Möglich wird das durch das „Wohnmobil-Dinner“. Daniela Fenn aus Unna bringt die besten Voraussetzungen mit. Sie ist eingefleischter Caravan-Fan, besitzt ein entsprechendes Fahrzeug und möchte Restaurantbetreibern helfen.

„Ich habe auf einer Facebook-Seite diese Geschichte entdeckt und dachte, dass dies etwas für mich und meine Freunde ist“, berichtet die Unnaerin, die gleich die passenden Örtlichkeiten im Auge hatte.

In Thermoboxen werden die Speisen über den dunklen Schotterparkplatz zum Fahrzeug geliefert. Arif Halili und Romana Fonso freuen sich, dass Daniela Fenn bei ihrem Wohnmobil-Dinner sofort an ihr Restaurant gedacht hat. © Peter Benedickt © Peter Benedickt

„Wir sind häufig im XXL-Schnitzelhaus in Menden.“ Ein Anruf brachte Klarheit: Inhaber Arif Halili war begeistert und sagte zu und sprach die Rahmenbedingungen telefonisch mit dem Ordnungsamt der Nachbarstadt ab: „Mir wurden noch einmal die Auflagen, Abstand, Masken und keine Personenansammlungen, erläutert und darauf gedrungen, sie zu beachten.“

Das Fahrzeug muss 50 Meter Abstand haben

Daniela Fenn war aufgeregt, es war ja Neuland, sie hatte Sohn und Arbeitskollegen mitgebracht.

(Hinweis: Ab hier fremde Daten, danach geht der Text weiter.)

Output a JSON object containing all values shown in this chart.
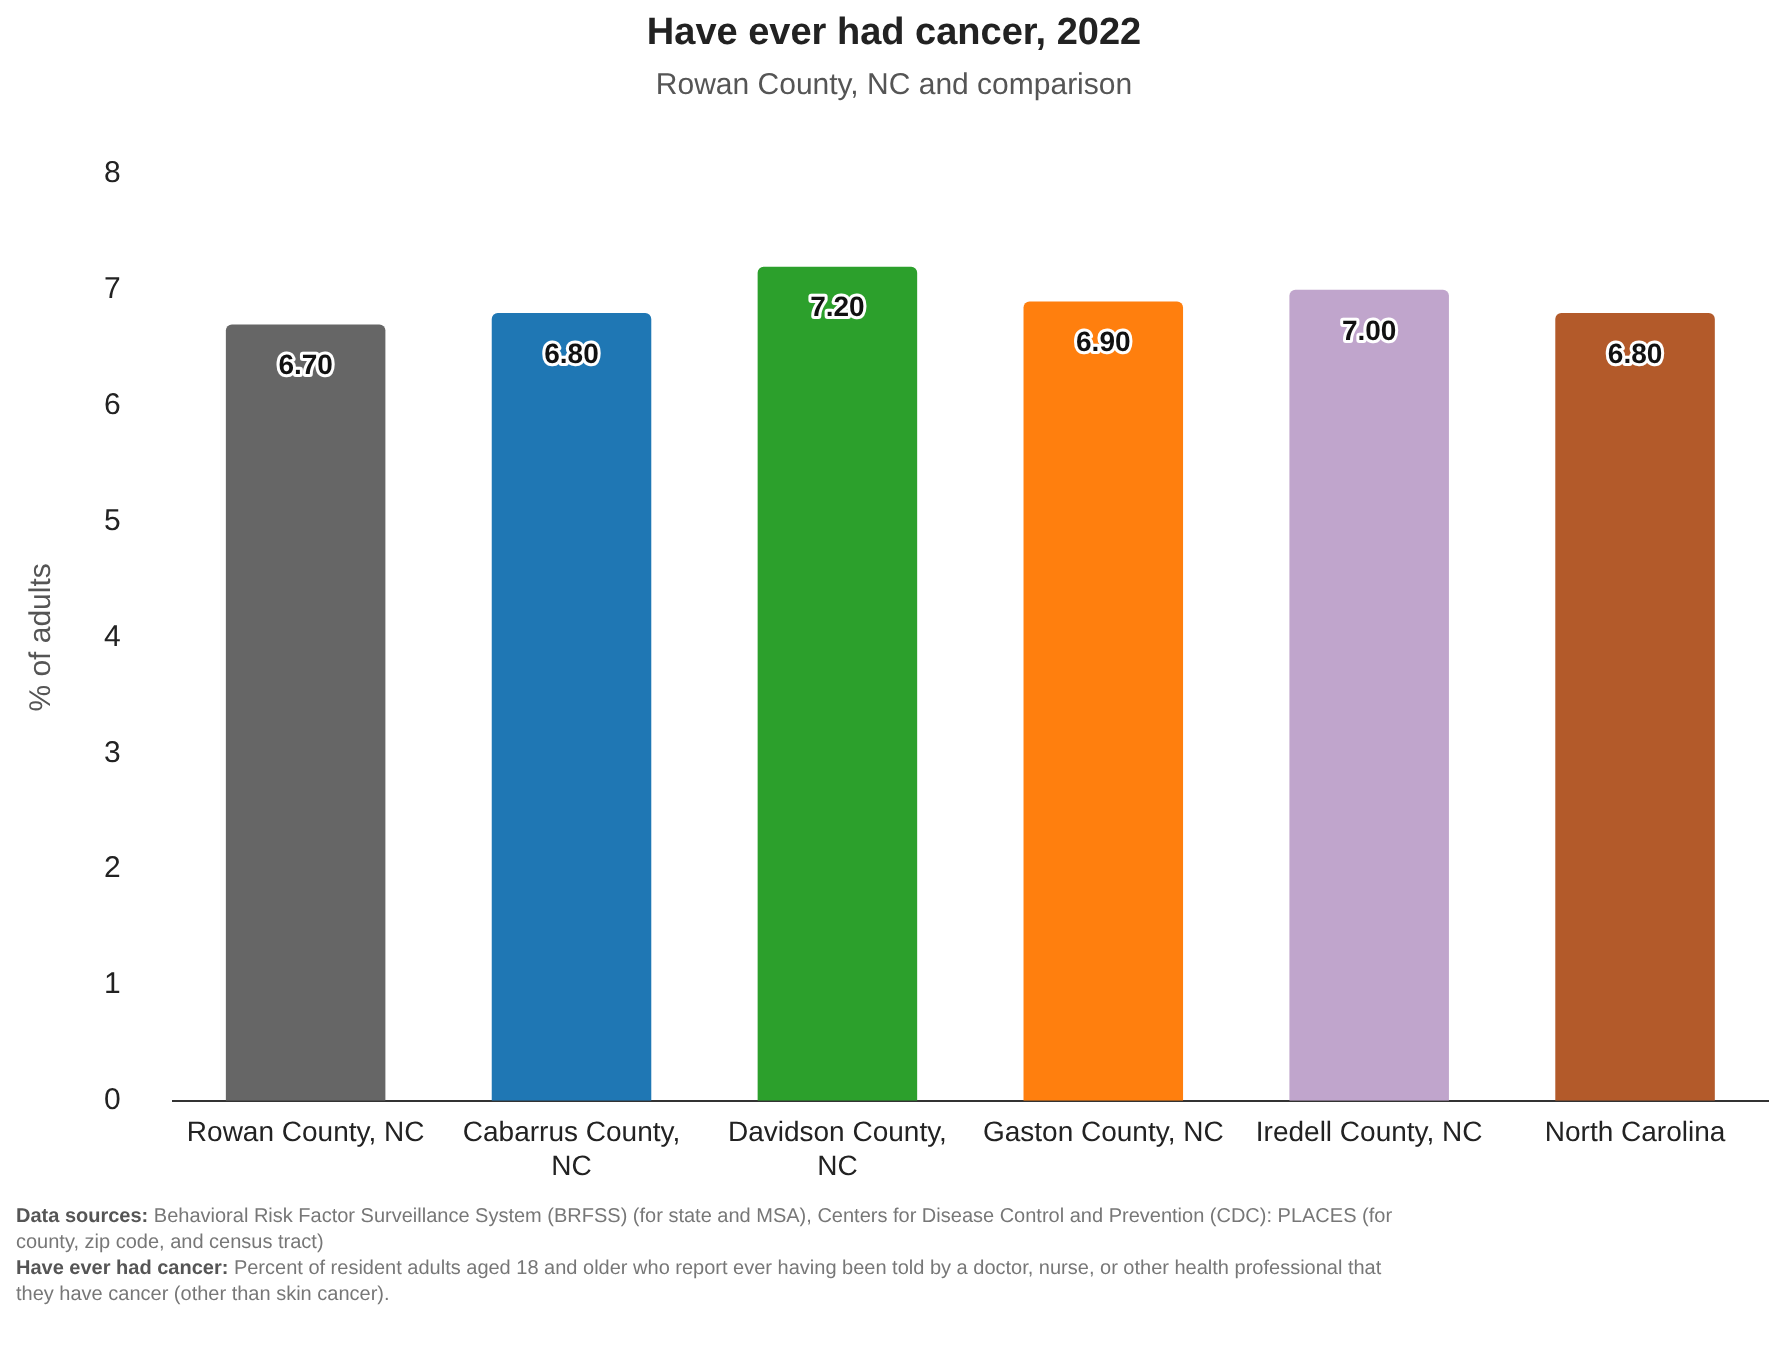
{
  "chart_data": {
    "type": "bar",
    "title": "Have ever had cancer, 2022",
    "subtitle": "Rowan County, NC and comparison",
    "ylabel": "% of adults",
    "categories": [
      "Rowan County, NC",
      "Cabarrus County, NC",
      "Davidson County, NC",
      "Gaston County, NC",
      "Iredell County, NC",
      "North Carolina"
    ],
    "values": [
      6.7,
      6.8,
      7.2,
      6.9,
      7.0,
      6.8
    ],
    "value_labels": [
      "6.70",
      "6.80",
      "7.20",
      "6.90",
      "7.00",
      "6.80"
    ],
    "colors": [
      "#666666",
      "#1f77b4",
      "#2ca02c",
      "#ff7f0e",
      "#c0a5cc",
      "#b35a2a"
    ],
    "ylim": [
      0,
      8
    ],
    "yticks": [
      0,
      1,
      2,
      3,
      4,
      5,
      6,
      7,
      8
    ],
    "grid": false,
    "legend": false,
    "annotations": [
      "Data sources: Behavioral Risk Factor Surveillance System (BRFSS) (for state and MSA), Centers for Disease Control and Prevention (CDC): PLACES (for county, zip code, and census tract)",
      "Have ever had cancer: Percent of resident adults aged 18 and older who report ever having been told by a doctor, nurse, or other health professional that they have cancer (other than skin cancer)."
    ]
  }
}
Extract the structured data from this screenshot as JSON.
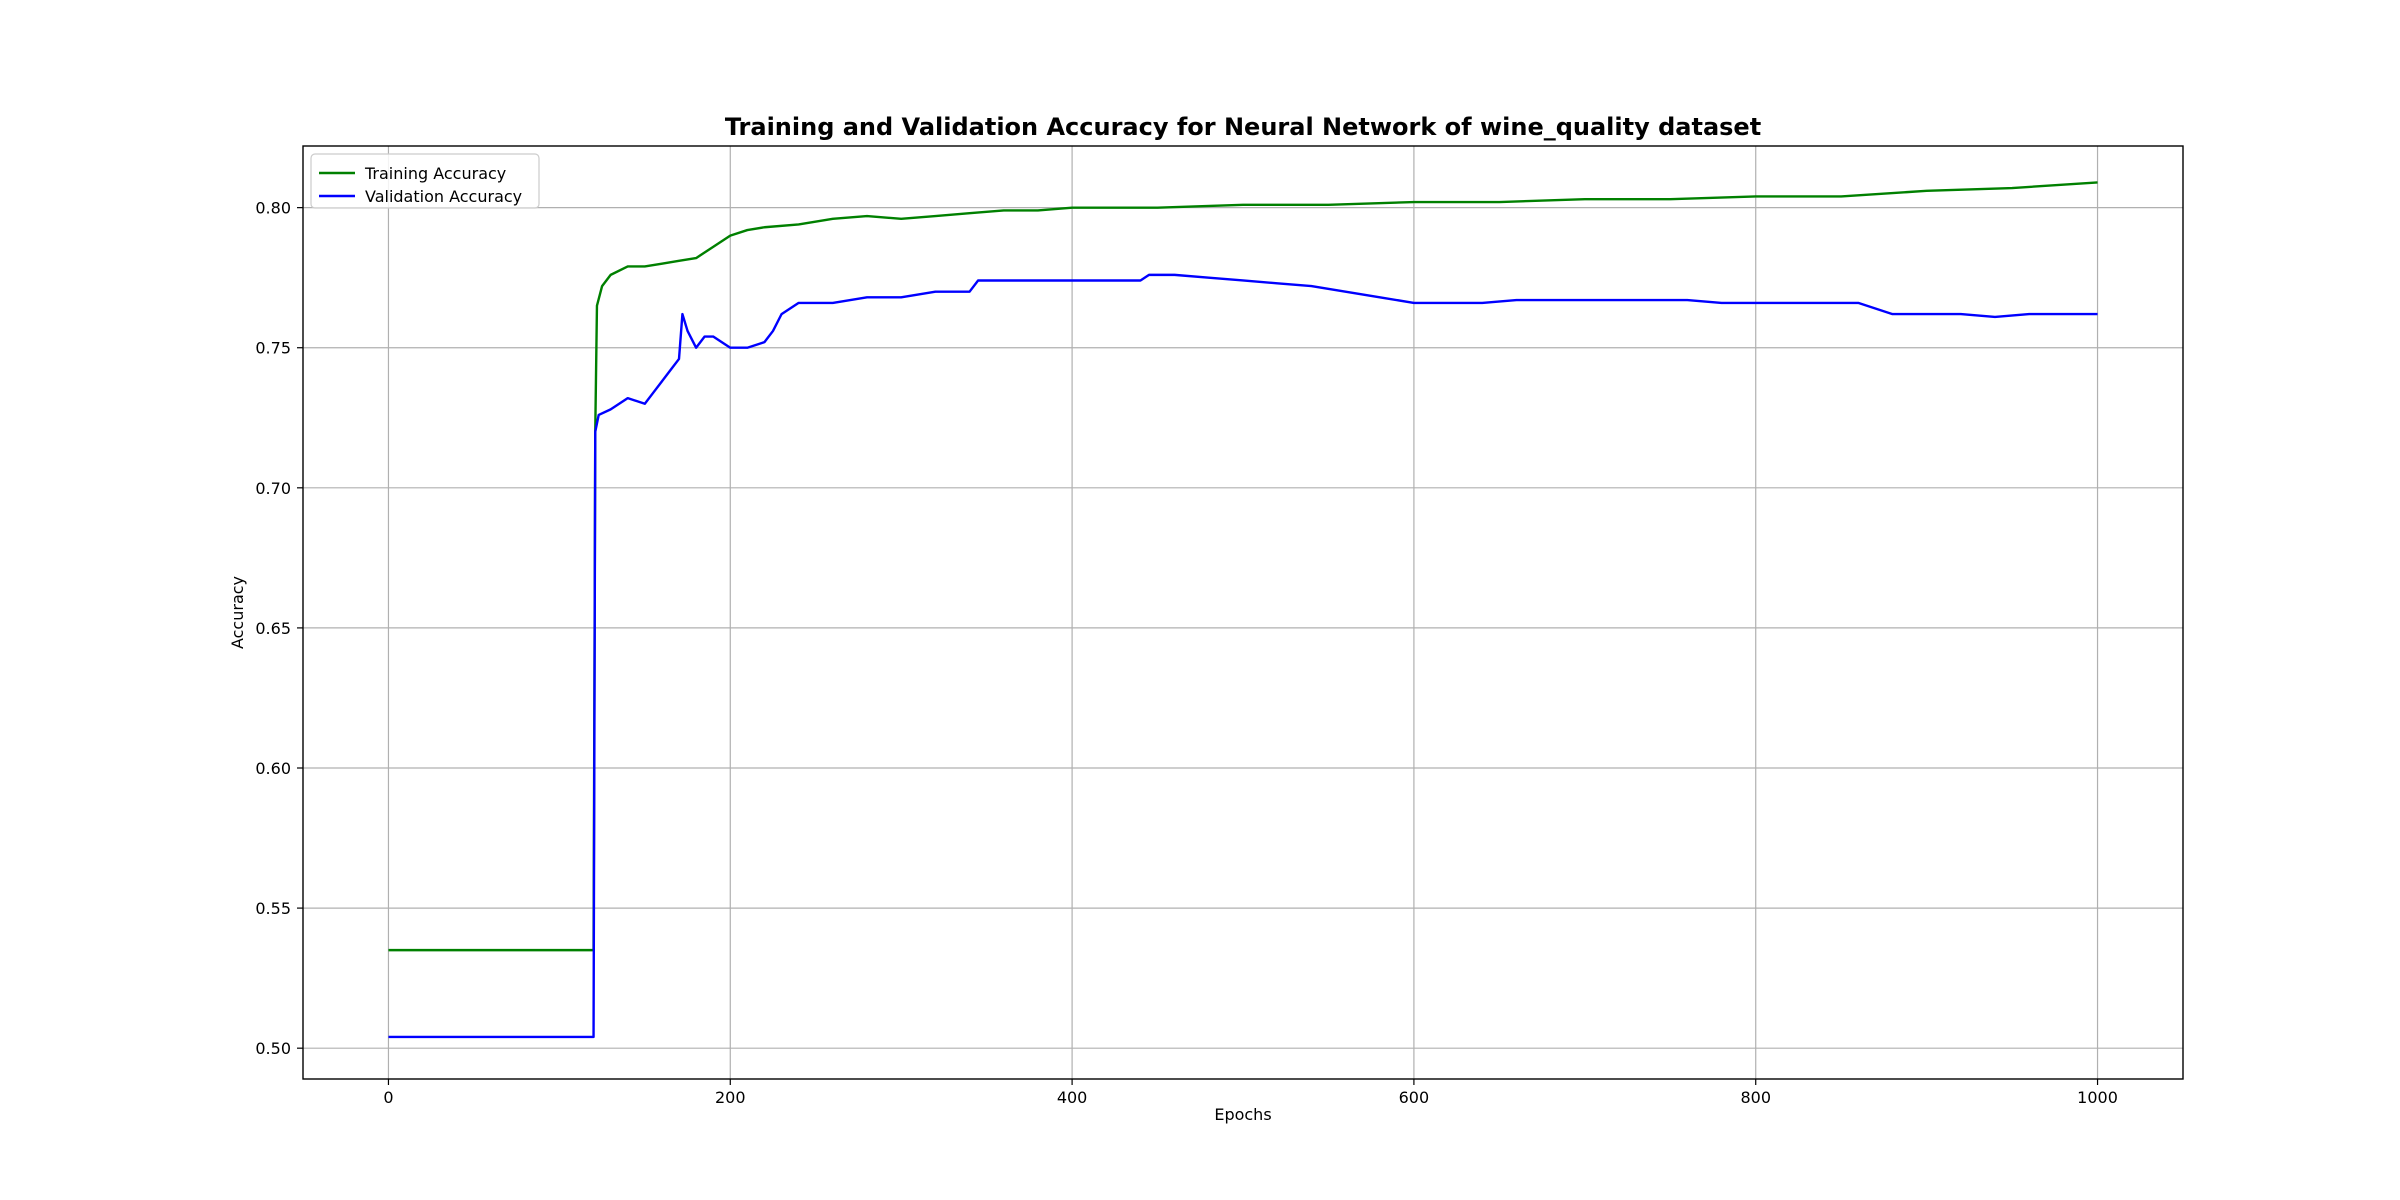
{
  "chart_data": {
    "type": "line",
    "title": "Training and Validation Accuracy for Neural Network of wine_quality dataset",
    "xlabel": "Epochs",
    "ylabel": "Accuracy",
    "xlim": [
      -50,
      1050
    ],
    "ylim": [
      0.489,
      0.822
    ],
    "x_ticks": [
      0,
      200,
      400,
      600,
      800,
      1000
    ],
    "x_tick_labels": [
      "0",
      "200",
      "400",
      "600",
      "800",
      "1000"
    ],
    "y_ticks": [
      0.5,
      0.55,
      0.6,
      0.65,
      0.7,
      0.75,
      0.8
    ],
    "y_tick_labels": [
      "0.50",
      "0.55",
      "0.60",
      "0.65",
      "0.70",
      "0.75",
      "0.80"
    ],
    "grid": true,
    "legend_position": "top-left",
    "series": [
      {
        "name": "Training Accuracy",
        "color": "#008000",
        "x": [
          0,
          120,
          121,
          122,
          125,
          130,
          140,
          150,
          160,
          170,
          180,
          190,
          200,
          210,
          220,
          240,
          260,
          280,
          300,
          320,
          340,
          360,
          380,
          400,
          450,
          500,
          550,
          600,
          650,
          700,
          750,
          800,
          850,
          900,
          950,
          1000
        ],
        "y": [
          0.535,
          0.535,
          0.72,
          0.765,
          0.772,
          0.776,
          0.779,
          0.779,
          0.78,
          0.781,
          0.782,
          0.786,
          0.79,
          0.792,
          0.793,
          0.794,
          0.796,
          0.797,
          0.796,
          0.797,
          0.798,
          0.799,
          0.799,
          0.8,
          0.8,
          0.801,
          0.801,
          0.802,
          0.802,
          0.803,
          0.803,
          0.804,
          0.804,
          0.806,
          0.807,
          0.809
        ]
      },
      {
        "name": "Validation Accuracy",
        "color": "#0000ff",
        "x": [
          0,
          120,
          121,
          123,
          130,
          140,
          150,
          155,
          160,
          165,
          170,
          172,
          175,
          180,
          185,
          190,
          200,
          210,
          220,
          225,
          230,
          240,
          260,
          280,
          300,
          320,
          340,
          345,
          360,
          380,
          400,
          440,
          445,
          460,
          480,
          500,
          520,
          540,
          560,
          580,
          600,
          620,
          640,
          660,
          680,
          700,
          720,
          740,
          760,
          780,
          800,
          820,
          840,
          860,
          870,
          880,
          900,
          920,
          940,
          960,
          980,
          1000
        ],
        "y": [
          0.504,
          0.504,
          0.72,
          0.726,
          0.728,
          0.732,
          0.73,
          0.734,
          0.738,
          0.742,
          0.746,
          0.762,
          0.756,
          0.75,
          0.754,
          0.754,
          0.75,
          0.75,
          0.752,
          0.756,
          0.762,
          0.766,
          0.766,
          0.768,
          0.768,
          0.77,
          0.77,
          0.774,
          0.774,
          0.774,
          0.774,
          0.774,
          0.776,
          0.776,
          0.775,
          0.774,
          0.773,
          0.772,
          0.77,
          0.768,
          0.766,
          0.766,
          0.766,
          0.767,
          0.767,
          0.767,
          0.767,
          0.767,
          0.767,
          0.766,
          0.766,
          0.766,
          0.766,
          0.766,
          0.764,
          0.762,
          0.762,
          0.762,
          0.761,
          0.762,
          0.762,
          0.762
        ]
      }
    ]
  }
}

Ihr Wohnmobil, ihr „giftgrüner Favorit“, bekam seinen Platz auf dem Schotterparkplatz, wie gefordert mit der nötigen Distanz.

Die Idee verbreitet die Internetseite „Wohnmobildinner.de“ inzwischen in ganz Deutschland. Mehr als 11.000 teilnehmende Restaurants sind bereits zu finden, laufend werden es mehr. Die Seitenbetreiber fordern ihre Freunde auf, nach dem Dinner einen Beitrag einzustellen, um weitere Mitwirkende zu gewinnen.

Der Höhepunkt: Essen auf Porzellan

Nach der Bestellung heißt es für Daniela Fenn und Mitstreiter, sich auf ein schmackhaftes Menü zu freuen, denn alles wird frisch zubereitet. Erst gibt es einen heißen Kakao zum Aufwärmen. Anschließend werden die kalten Getränke geliefert. Dann der Höhepunkt: Die Speisen kommen in Thermobehältern. Nicht auf Plastik, nicht in Einwegschalen, sondern stilecht auf Porzellantellern. Die Bordküche bleibt kalt, den Abwasch erledigt der Wirt.

„Es hat riesigen Spaß gemacht“, strahlt Daniela Fenn. „Ich würde mich freuen, wenn andere Restaurants und weitere Gäste mitmachen würden.“ Denn so komme doch ein bisschen ein Gefühl wie vor Corona auf.